Lampedusa's racist horror

Submitted by Matthew on 16 October, 2013 - 12:38

The indescribable horror of what happened off the island of Lampedusa on 6 October, and the subsequent grotesquely cynic parade of public grief by a political class wholly culpable for the conditions that led to it, speak eloquently of the morally putrid fabric of bourgeois Italy.

As the bodies of the 50 or so other migrants drowned within a week of those at Lampedusa are still being searched for, no one should fool themselves that the declarations of “never again” from President Napoletano and the coalition government of Letta/Alfano, or the background chorus of other European states, signal any fundamental change to the criminally racist and repressive regimes that have been responsible for so many deaths.

Notwithstanding some shifts in opinion polls towards ending the criminalising Bossi/Fini law at the heart of the murderous expulsion of migrants, there is little evidence that bedrock racist assumptions among Italians about migrants have modified over the last 20 years. In conditions of mounting economic despair and suffering, they have worsened!

The proof of it has come not only from the predictably forked tongue of the Italian”“right” in government and the poisonous filth of the Northern League.

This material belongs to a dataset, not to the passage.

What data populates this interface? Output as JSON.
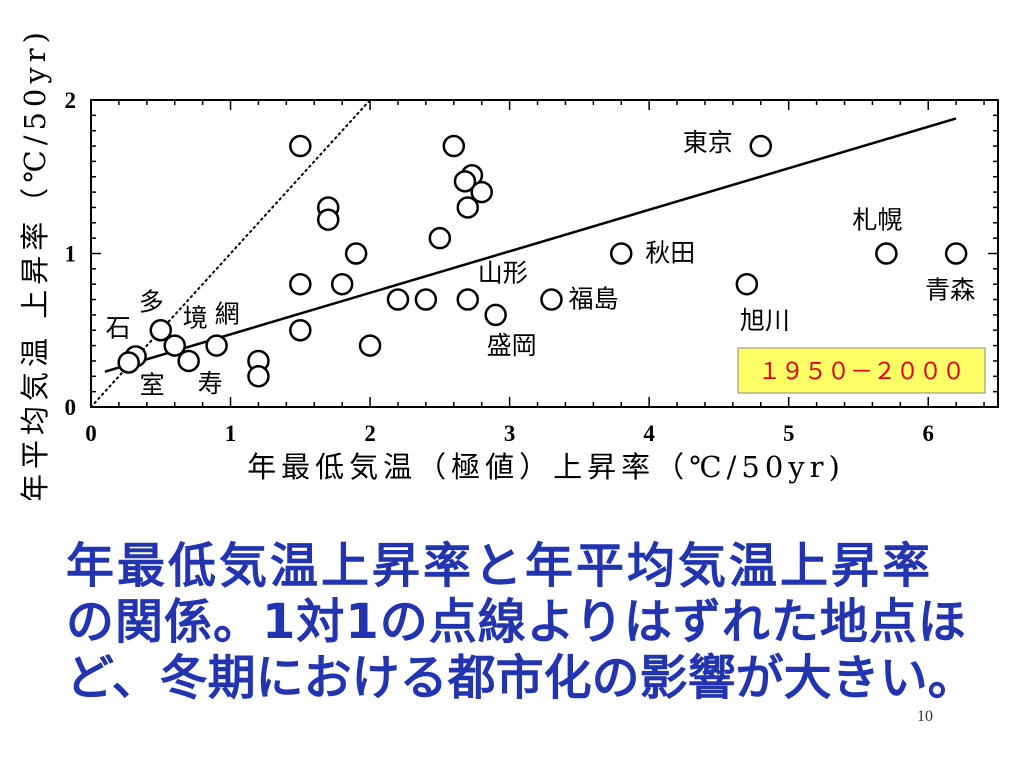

It has also come from the leaders of the Five Star movement of Beppe Grillo and Gianroberto Casaleggio.

Taken by surprise by a move (by two Five Star parliamentarians) to force through an amendment to abolish the Bossi/Fini law in the Justice Commission of the Senate, these self-proclaimed avatars of the “new politics” first condemned the initiative as “not in the movement's program”. They later admitted the real reason, was no less than squalid opportunism of the “old” politics — such a position would have been a kiss of death in future elections.

Despite wide support from their colleagues the two parliamentarians were summarily expelled. The issue remains unresolved, threatening  to blow wide open the evermore tenuous unity of the outfit. 

Grillo is undoubtedly right when he points to the reality of widespread racism, especially in the north where a lot of his support has come from people moving away from the League of Bossi and Maroni. “We vote the League to protect us from the immigrant, we are trade unionists to protect us from the boss”, was the refrain among militants of the metalworkers’ union FIOM.

The silence, inactivity, and impotence of the bulk of the Italian trade union movement (and it should be said, underneath the rhetoric, the radical left) is a failure of principle.

Right now, in Reggio Calabria, where three years ago thousands of migrant orange picking workers rebelled against the subhuman conditions imposed upon them, the same illegal conditions flourish even more transparently and widely!

When will the left begin to challenge this state of affairs? Until it does the prospects for building a serious working class led movement of opposition to a society mired in continual crisis is, sadly, more and more distant.